Before you get to the first question, it is made clear that this is aimed at only those people who have seen ragwort. Immediately, this makes it impossible to get any idea of overall prevalence. A lot of people claim that the amount of ragwort is increasing. With no attempt to identify how many people see ragwort and how many don’t, the BHS survey does nothing to test that claim.

The first question asks the type of land where the ragwort was seen. That is very significant because it jumps over the whole question of whether the survey respondent can correctly identify ragwort. Actually, it is worse than that because it is only common ragwort that is subject to the 1959 Weeds Act and there is no attempt to determine what sort of ragwort the respondent has seen if, indeed, it is ragwort at all.

We’ll have to wait and see what the BHS does with its survey data.
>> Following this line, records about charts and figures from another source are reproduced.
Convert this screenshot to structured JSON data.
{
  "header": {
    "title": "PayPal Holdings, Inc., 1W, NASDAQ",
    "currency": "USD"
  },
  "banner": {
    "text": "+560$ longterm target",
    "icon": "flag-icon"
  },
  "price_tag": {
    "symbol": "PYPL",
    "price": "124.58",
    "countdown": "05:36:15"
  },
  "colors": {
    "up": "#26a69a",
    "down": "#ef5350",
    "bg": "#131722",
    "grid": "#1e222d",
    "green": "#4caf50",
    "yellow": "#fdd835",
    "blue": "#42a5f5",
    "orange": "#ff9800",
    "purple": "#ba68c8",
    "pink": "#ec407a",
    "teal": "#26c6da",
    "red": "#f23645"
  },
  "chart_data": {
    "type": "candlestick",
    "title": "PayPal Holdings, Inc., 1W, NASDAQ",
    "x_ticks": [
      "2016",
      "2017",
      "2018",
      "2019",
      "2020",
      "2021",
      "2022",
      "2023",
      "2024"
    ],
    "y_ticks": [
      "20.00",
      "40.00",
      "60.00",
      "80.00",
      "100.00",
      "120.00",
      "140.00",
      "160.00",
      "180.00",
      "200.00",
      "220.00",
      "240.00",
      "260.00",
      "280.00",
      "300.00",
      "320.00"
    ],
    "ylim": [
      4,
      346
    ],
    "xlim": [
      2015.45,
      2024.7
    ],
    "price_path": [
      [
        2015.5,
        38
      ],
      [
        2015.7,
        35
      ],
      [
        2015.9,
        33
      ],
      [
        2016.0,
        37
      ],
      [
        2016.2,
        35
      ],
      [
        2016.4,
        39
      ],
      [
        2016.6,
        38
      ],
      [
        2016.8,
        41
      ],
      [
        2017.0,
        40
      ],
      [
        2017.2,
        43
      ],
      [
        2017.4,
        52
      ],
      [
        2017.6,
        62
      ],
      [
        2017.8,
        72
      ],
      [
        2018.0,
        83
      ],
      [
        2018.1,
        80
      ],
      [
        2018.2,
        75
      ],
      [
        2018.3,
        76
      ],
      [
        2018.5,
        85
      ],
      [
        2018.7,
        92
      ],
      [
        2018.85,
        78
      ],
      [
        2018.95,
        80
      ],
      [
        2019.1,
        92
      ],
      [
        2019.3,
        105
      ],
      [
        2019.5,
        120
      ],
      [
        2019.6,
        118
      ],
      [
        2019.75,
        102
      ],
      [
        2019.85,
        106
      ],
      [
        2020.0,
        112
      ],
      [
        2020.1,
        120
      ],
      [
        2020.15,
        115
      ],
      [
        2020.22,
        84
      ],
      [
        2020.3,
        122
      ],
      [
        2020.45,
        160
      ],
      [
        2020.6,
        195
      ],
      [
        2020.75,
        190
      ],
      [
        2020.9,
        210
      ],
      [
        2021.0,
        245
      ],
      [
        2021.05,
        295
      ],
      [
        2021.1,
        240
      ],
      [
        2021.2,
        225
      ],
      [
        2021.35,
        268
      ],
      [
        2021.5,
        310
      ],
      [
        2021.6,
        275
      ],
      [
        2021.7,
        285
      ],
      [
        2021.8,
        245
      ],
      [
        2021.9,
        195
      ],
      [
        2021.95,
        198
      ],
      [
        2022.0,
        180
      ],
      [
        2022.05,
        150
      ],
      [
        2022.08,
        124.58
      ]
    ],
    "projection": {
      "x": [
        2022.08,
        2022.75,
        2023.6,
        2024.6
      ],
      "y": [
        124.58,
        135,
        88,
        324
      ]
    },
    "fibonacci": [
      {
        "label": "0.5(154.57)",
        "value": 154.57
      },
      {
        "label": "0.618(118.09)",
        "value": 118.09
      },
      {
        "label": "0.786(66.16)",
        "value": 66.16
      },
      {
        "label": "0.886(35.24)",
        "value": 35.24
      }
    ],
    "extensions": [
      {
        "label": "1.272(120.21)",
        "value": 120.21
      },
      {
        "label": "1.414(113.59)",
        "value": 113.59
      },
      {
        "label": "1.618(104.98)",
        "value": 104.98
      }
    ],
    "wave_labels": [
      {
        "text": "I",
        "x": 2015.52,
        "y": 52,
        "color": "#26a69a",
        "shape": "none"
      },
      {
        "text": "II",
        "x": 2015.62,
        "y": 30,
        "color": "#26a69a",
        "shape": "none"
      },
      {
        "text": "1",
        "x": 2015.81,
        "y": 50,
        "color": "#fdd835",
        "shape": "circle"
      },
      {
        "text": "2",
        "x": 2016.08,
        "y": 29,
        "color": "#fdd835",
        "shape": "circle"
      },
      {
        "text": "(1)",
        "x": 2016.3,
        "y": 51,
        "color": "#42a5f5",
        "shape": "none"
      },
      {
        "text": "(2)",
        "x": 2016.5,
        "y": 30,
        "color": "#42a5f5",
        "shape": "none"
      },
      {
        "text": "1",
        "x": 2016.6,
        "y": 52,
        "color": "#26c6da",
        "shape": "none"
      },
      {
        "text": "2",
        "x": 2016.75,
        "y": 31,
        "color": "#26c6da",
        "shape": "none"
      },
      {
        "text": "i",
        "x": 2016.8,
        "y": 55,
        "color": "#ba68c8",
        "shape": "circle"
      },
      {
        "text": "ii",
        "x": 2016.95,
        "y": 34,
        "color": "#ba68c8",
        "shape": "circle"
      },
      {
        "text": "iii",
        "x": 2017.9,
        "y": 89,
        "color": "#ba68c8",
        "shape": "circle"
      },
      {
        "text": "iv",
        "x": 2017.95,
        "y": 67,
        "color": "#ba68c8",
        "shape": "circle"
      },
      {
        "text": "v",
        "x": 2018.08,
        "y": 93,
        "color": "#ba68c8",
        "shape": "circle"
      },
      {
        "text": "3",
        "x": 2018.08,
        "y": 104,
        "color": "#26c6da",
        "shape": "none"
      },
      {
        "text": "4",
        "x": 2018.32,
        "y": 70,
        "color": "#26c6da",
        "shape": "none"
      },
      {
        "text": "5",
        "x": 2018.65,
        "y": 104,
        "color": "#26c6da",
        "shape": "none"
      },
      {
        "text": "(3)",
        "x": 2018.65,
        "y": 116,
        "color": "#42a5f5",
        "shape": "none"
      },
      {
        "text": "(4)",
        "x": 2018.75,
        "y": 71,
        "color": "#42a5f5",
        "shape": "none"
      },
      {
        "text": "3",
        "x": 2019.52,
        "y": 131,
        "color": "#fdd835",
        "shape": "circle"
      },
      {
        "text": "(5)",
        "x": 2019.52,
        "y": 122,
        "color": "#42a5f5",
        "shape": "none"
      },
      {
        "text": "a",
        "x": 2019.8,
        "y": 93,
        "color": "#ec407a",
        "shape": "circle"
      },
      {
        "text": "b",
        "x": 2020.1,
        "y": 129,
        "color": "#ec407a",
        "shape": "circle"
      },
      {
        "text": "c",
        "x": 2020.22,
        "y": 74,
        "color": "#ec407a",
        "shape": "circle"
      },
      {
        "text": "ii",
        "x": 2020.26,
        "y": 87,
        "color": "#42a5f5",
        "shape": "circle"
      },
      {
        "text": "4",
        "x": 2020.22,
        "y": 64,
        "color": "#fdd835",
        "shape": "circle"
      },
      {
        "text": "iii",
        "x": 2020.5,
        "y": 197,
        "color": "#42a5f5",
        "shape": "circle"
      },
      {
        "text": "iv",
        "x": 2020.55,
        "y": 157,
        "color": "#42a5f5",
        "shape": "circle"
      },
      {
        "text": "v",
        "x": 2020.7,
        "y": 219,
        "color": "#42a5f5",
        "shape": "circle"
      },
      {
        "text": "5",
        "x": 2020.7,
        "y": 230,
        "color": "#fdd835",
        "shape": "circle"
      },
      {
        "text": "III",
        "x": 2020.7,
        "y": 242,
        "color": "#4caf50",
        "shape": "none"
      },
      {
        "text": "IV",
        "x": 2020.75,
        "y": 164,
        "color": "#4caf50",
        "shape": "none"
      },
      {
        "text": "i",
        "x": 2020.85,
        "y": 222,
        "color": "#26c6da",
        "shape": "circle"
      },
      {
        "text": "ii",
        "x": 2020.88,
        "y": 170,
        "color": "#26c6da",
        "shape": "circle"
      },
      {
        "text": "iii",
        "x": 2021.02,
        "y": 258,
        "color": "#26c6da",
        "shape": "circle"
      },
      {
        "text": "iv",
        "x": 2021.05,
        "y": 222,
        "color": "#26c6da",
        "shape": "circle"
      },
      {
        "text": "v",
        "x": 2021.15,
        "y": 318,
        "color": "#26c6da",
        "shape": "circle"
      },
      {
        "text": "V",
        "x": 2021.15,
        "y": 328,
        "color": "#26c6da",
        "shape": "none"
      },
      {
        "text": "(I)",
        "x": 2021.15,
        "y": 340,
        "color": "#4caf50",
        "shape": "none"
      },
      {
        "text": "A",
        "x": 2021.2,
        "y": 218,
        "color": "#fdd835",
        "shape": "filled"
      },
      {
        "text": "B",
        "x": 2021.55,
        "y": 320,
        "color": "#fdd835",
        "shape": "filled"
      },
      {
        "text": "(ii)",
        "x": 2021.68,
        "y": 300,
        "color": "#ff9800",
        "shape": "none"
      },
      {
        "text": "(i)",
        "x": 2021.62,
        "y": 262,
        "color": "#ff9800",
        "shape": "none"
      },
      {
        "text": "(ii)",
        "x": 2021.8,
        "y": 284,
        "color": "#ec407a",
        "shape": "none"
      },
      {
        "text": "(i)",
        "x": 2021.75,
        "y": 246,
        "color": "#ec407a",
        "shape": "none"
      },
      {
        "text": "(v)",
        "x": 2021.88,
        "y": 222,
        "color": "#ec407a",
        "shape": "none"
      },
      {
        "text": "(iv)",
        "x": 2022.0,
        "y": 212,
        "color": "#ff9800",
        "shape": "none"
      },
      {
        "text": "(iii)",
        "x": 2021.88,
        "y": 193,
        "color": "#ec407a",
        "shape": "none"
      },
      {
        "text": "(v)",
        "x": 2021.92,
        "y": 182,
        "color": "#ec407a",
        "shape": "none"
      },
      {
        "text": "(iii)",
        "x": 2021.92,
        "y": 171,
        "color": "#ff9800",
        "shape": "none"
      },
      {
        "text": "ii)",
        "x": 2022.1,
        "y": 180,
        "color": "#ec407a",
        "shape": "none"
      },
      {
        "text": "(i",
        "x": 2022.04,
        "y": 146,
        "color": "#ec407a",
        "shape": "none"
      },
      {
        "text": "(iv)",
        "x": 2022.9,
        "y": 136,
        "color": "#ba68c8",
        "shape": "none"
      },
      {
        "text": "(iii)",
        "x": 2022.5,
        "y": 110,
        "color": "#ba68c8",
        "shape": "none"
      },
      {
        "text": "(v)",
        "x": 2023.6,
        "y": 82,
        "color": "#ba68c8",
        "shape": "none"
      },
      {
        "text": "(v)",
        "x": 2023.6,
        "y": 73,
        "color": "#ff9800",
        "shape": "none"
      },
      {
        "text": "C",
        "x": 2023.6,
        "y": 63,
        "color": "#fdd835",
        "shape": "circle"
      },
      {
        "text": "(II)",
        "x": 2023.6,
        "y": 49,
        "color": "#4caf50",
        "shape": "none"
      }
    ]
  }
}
Last year, the main use of the 2010 survey was to publicise the launch of the 2011 survey, which publicity led to a lot of ill-informed reporting in the media. As a responsible body, I’m sure the BHS will want to prevent a recurrence of the almost hysterical reactions that came from some quarters.

It may seem an odd time of year to be writing about Jacobaea vulgaris (still, often, referred to as Senecio jacobaea) but the mild winter seems to have brought many plants out early and I’m already starting to see threads about ragwort on internet forums often with the usual misinformation.